PP: Je geeft hiermee aan dat je schrijft vanuit je eigen persoonlijkheid. Enerzijds vanuit de kennis die je hebt. Maar die kennis is niet geabstraheerd van jouw praktijk als muzikant.

KD: Voor mij staat de kennis ook niet op de eerste plaats. Als ik componeer lees ik heel veel boeken, de ene roman na de andere. Ik vertoef graag in het denkbeeldige. Ik wil mij veeleer met zoiets in het imaginaire van mijn muziek stimuleren, dan door een theoretisch boek over muziek, of zo. Zo las ik onlangs een leuke anekdote over Gil Evans. Hij zij dat hij erg geïnteresseerd was in klassieke muziek, want hij las veel biografieën. Ik kan dat bij hem ook horen. Hij blijft zijn eigen persoonlijkheid. Bij mij is dat eigenlijk ook zo. Ik lees heel graag partituren. Ik heb al die kennis, auditief en gevoelsmatig. Ik hou nogal van het mysterieuze. Als ik plots een kwint ontdek in een bepaalde context terwijl ik muziek aan het schrijven ben, vind ik het mijn recht om daar iets mee te doen. Mij komt het dan over dat ik de kwint heb uitgevonden. Dat gevoel.

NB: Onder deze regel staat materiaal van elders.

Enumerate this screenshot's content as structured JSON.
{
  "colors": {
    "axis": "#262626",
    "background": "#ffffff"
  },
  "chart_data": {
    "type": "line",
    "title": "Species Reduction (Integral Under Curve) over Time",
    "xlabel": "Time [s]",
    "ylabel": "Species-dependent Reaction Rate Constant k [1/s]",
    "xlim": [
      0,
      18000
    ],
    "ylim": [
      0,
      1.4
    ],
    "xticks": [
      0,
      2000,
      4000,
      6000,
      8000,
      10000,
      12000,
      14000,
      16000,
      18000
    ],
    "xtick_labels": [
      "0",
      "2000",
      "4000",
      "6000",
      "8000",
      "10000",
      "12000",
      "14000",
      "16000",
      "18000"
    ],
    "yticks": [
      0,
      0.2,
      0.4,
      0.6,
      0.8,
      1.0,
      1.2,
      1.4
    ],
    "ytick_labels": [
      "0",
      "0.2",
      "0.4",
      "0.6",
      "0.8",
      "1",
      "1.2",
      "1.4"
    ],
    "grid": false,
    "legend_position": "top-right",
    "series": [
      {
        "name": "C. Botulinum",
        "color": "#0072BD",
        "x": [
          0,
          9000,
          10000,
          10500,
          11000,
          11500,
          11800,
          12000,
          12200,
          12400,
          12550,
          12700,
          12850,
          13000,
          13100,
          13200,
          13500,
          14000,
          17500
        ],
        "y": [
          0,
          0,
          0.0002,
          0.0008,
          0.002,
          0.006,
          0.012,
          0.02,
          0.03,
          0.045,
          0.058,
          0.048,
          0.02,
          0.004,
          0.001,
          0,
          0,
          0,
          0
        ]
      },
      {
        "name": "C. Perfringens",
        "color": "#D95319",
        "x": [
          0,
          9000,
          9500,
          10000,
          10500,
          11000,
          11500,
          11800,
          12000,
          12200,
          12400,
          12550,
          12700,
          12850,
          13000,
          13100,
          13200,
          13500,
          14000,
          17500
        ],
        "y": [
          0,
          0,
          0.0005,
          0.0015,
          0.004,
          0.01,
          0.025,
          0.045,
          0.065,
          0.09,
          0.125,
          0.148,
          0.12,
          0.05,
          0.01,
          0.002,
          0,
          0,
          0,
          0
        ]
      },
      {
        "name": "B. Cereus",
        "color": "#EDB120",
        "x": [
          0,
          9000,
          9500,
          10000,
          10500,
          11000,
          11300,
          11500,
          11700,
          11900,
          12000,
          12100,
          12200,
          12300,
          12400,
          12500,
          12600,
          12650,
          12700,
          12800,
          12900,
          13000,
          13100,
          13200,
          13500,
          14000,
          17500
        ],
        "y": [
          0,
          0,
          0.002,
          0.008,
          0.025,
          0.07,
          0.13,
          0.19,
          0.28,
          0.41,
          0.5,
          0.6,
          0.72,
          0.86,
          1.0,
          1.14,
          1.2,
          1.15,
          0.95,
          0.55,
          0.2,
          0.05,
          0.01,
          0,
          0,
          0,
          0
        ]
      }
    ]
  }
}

PP: Nu in verband met dit concert. De stukken heten ‘Dedicatio’. Je wijdt telkens een muziekstuk aan iemand. Dan richt je je tot iemand, en zal je allicht in je achterhoofd het verlangen hebben dat dat ofwel iets zegt over die persoon of dat het die persoon zelf letterlijk aanspreekt, dat jij hem aanspreekt.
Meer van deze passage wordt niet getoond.